Yes, blueberries are listed in the table (serving size 4.2 ounces) with an FP of 11 grams. But 1/2 cup of blueberries represents a 2.6 ounce serving size having an FP of only 7 grams. Also, many of the recipes only call for 1/3 cup making the FP value even lower. The FP grams of blueberries represent sugar and fiber and can absolutely feed gut bacteria. But moderate serving sizes should be well tolerated as long as overall FP is controlled.
You are correct: The symptom potential is higher for higher FP values. As stated in the book, 7 grams FP or less in a single meal (all food in the meal combined) is considered low. Up to 15 grams (all foods in a meal) is considered moderate, etc. Reduce the total FP for a meal if needed by reducing serving size or choosing lower FP foods.
Probiotics are discussed in the book. A general rule of thumb is that probiotics that don’t produce gas are the safest – L. acidophilus, B. bifida, etc.

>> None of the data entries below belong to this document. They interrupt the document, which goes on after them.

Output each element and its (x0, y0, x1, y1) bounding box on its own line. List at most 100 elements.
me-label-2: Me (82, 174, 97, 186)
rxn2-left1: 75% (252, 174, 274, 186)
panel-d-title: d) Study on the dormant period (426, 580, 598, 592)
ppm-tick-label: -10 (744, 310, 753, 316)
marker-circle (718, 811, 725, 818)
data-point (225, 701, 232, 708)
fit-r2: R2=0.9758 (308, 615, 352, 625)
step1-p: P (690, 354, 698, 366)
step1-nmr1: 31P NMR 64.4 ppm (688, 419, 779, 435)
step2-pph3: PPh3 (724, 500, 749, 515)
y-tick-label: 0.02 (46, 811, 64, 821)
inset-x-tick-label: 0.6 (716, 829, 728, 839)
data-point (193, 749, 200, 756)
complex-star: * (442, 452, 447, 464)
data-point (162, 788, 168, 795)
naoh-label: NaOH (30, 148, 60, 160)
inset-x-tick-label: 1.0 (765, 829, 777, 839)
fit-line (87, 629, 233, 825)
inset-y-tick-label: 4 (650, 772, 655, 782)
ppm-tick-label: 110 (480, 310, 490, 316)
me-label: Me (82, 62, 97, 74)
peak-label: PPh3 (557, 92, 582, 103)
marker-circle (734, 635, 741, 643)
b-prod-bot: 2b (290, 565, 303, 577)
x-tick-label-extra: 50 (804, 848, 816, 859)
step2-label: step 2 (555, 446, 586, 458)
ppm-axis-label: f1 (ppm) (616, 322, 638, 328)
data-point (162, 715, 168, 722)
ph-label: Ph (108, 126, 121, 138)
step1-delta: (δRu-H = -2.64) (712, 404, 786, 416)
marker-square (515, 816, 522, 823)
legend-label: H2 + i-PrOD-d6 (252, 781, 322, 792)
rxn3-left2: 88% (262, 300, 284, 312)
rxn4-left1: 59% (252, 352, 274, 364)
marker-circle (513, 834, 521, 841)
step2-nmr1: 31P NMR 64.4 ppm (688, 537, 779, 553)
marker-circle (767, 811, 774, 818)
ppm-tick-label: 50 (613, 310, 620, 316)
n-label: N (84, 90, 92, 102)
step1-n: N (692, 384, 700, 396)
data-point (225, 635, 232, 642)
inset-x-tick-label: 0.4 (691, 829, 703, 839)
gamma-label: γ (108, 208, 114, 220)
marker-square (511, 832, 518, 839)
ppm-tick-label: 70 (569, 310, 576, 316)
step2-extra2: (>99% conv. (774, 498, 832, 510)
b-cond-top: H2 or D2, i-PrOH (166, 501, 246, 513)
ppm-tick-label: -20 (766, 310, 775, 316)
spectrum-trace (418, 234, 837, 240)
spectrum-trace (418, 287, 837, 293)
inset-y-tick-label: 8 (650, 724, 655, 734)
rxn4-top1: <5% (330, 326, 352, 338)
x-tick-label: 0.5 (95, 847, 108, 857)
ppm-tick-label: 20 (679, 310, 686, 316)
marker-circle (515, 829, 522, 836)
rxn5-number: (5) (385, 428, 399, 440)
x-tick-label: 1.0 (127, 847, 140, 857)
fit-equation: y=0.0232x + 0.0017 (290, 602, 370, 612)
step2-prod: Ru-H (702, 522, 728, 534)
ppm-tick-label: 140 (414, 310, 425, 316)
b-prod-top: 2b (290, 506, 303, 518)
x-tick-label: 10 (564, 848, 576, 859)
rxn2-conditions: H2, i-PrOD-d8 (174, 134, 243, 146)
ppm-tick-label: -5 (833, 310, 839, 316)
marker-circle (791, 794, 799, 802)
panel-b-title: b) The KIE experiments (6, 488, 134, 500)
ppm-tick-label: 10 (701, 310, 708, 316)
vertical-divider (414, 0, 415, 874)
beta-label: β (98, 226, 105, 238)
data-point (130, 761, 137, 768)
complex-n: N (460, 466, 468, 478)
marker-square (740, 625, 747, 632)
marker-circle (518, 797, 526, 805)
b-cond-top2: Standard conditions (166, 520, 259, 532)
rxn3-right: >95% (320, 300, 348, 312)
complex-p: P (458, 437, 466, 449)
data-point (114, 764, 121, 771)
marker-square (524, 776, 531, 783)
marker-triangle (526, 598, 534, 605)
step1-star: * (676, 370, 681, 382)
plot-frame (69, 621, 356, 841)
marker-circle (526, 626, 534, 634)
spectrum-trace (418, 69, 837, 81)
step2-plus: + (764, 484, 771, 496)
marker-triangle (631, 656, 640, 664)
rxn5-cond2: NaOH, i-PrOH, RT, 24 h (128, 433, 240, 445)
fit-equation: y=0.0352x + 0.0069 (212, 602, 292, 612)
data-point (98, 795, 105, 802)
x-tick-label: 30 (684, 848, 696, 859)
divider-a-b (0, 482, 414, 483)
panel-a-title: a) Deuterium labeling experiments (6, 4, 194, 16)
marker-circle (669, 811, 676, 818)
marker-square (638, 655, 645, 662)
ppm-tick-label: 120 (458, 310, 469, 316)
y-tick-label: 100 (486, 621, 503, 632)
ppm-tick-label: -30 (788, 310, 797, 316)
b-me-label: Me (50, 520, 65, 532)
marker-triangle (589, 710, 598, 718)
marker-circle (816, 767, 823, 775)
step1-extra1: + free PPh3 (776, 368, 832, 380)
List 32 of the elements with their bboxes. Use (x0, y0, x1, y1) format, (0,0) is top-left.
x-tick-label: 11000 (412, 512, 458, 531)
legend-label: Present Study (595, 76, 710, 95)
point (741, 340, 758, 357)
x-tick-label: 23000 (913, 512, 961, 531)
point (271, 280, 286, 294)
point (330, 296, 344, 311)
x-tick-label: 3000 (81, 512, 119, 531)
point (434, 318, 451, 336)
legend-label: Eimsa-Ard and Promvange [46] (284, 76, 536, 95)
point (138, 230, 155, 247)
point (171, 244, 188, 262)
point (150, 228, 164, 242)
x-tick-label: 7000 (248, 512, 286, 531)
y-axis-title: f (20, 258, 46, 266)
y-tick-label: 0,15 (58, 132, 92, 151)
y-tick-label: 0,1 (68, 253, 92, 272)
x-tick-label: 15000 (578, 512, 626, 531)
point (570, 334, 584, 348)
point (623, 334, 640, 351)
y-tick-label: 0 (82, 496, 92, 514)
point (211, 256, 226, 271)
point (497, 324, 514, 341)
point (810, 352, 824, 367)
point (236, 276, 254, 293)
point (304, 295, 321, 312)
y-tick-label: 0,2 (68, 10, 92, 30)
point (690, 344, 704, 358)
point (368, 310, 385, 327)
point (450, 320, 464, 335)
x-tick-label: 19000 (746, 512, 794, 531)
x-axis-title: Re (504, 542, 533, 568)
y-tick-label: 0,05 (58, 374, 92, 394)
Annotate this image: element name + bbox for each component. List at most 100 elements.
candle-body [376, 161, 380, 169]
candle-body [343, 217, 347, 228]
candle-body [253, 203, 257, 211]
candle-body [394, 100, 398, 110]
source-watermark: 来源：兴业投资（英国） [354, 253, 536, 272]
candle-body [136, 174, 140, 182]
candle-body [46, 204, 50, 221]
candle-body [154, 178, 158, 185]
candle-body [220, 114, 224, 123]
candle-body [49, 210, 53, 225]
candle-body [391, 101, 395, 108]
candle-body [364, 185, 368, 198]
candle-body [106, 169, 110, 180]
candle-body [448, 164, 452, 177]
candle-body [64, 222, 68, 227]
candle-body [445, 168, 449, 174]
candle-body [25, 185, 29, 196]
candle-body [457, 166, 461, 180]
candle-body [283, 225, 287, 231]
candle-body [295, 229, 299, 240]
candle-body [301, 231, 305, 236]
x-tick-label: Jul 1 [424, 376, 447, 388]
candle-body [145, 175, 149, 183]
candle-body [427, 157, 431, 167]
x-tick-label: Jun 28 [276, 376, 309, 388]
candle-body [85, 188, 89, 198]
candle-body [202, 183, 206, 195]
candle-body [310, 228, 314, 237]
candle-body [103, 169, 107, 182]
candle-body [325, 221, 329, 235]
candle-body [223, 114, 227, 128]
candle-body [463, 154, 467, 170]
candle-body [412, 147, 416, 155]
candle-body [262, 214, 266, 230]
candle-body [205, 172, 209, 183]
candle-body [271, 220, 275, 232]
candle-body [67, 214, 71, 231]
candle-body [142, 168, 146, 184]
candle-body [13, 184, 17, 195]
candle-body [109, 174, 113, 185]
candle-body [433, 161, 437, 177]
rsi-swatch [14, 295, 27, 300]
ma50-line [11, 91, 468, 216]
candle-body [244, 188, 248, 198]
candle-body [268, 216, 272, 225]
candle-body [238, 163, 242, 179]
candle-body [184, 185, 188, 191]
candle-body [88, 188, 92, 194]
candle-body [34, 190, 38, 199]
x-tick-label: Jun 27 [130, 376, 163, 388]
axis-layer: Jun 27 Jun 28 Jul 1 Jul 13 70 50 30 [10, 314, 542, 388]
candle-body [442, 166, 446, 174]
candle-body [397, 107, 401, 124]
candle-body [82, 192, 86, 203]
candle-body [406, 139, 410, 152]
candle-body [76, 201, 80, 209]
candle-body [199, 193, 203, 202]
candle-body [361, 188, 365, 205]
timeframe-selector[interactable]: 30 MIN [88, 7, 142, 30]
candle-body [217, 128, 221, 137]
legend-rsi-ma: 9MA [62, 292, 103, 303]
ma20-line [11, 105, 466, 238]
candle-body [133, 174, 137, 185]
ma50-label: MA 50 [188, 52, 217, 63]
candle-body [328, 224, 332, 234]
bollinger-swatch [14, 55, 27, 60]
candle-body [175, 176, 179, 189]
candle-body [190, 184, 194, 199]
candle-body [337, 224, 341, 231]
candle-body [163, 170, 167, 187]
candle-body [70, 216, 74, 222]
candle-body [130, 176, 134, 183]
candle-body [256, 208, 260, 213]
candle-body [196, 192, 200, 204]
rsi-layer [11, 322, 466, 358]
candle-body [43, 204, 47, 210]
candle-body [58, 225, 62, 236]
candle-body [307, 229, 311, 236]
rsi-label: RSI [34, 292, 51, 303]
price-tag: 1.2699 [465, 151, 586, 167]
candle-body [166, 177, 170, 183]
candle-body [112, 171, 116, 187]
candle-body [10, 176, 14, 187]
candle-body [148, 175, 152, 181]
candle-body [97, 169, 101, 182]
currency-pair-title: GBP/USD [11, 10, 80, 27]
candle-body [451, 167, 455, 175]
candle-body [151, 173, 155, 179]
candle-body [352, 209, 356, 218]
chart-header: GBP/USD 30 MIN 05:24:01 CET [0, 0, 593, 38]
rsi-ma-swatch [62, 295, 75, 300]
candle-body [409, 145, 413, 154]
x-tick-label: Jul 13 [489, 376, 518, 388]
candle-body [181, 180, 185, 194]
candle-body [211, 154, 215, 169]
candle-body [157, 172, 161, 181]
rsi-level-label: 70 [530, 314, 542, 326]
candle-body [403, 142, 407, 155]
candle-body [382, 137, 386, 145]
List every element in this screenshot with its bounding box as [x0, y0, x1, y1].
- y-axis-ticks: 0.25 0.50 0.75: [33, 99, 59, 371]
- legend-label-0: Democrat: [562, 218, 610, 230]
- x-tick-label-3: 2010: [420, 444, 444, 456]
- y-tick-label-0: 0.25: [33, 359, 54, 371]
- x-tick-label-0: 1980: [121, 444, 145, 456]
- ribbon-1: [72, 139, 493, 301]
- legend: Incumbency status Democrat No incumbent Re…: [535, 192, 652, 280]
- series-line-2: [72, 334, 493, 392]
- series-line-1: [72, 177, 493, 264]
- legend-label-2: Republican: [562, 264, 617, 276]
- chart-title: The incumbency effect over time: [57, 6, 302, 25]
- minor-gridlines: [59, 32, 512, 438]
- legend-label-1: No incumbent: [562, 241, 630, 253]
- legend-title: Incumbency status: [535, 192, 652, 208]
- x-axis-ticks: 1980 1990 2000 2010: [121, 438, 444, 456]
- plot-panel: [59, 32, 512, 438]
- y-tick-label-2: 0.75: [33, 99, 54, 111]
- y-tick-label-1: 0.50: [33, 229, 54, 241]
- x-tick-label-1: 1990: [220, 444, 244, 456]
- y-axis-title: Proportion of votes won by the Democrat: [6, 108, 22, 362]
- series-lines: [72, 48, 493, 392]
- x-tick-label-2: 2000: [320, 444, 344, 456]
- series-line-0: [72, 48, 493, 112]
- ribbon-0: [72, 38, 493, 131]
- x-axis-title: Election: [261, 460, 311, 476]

For determining FP for foods not listed you can look up the nutrition facts and use the FP tool on this site, or for a rough estimate, count up total carbs minus fiber, divide by two and add fiber grams to that subtotal.
1. aloe vera – relatively low carb and should be fine.
2. Kambucha (3 ounce serving has about 3 grams of FP) and femented foods like sauerkraut (1/2 cup, 71 grams is FP = 3 grams). For Kambucha, opt for lower carb / lower sugar brands or recipes.
3. Spirulina: FP is about 4 grams for a one ounce serving.
4. Soaked flax seeds(I swallow them whole for constipation). Flax seeds are mostly fiber – FP = 9 grams for a 1.1 ounce serving. Flax seeds are in the ebooks and second printings of the paperbacks.
5. Can using toothpaste with xylitol feed the bacteria? Should be fine. Not much xylitol used and you only rinse with it.